Unlike a lot of superhero games of the ‘90s, Spider-Man vs. The Kingpin wasn’t a loud beat-em-up or a colourful platformer — it was moody, and dedicated to being as faithful an adaptation as a 16-bit video game could be.

Character models were remarkably detailed, and illustrated stills that were shown between levels strove for comic book fidelity. It’s soundtrack was spare and brooding, and its animations had real weight.

I loved the game, because I loved Spider-Man. But I could never get past the second level, down in the sewers, because I was terrified of the Lizard, and always shut the console off when he appeared.

Looking back, the Lizard isn’t that fearsome-looking — the character model for Doctor Octopus is far more imposing — but it worked. I quit every time. I would quit even faster when I tried to play the game on Nightmare difficulty. That added Venom to the first stage, which scared me even more.

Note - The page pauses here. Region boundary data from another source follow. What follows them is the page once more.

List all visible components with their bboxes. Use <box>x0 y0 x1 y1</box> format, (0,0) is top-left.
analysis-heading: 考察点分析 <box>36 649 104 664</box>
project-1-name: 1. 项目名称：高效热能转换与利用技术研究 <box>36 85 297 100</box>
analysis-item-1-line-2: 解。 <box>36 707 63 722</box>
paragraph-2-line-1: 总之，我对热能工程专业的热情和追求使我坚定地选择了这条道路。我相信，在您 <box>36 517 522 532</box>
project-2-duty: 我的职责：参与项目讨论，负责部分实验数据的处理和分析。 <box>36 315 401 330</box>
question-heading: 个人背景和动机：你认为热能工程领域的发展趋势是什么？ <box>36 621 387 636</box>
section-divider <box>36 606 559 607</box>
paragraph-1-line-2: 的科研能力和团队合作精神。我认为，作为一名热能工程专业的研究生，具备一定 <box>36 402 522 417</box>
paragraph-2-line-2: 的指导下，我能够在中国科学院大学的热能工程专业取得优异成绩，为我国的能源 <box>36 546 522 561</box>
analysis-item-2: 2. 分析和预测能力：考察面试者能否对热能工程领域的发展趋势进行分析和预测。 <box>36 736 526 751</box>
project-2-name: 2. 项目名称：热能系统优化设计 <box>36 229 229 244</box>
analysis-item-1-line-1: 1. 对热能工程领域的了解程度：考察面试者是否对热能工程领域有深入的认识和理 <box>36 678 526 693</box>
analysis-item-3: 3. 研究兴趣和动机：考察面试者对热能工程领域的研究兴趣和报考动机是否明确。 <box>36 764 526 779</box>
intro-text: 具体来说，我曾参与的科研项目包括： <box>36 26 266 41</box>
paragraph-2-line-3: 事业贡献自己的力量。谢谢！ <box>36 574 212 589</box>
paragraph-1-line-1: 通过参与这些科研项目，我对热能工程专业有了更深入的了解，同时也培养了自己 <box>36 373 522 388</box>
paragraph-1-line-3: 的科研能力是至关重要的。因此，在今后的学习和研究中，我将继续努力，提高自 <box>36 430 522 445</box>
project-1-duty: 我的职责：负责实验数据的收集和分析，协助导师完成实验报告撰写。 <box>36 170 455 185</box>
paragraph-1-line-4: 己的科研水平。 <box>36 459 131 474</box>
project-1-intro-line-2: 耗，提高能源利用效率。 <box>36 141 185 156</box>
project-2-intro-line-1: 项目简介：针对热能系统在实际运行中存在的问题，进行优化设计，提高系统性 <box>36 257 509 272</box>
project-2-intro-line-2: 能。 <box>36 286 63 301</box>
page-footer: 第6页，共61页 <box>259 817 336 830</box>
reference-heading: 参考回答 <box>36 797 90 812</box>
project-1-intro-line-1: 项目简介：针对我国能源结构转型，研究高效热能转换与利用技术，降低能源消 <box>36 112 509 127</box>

It’s funny that I kept trying to play this game when there were only about 15 minutes tops I could spend actually enjoying it. I suppose I wanted to try, if only for a little bit, to be as brave as I thought I had to be in order to be a hero, hoping maybe one day that I would wake up and somehow discover that courage grew in me overnight.

I don’t frighten like I used to, but that chill I felt when I pushed myself to take on something I knew would scare me, the chill that I always succumbed to because I wasn’t as brave as I wanted to be? I’m always afraid it’ll come back.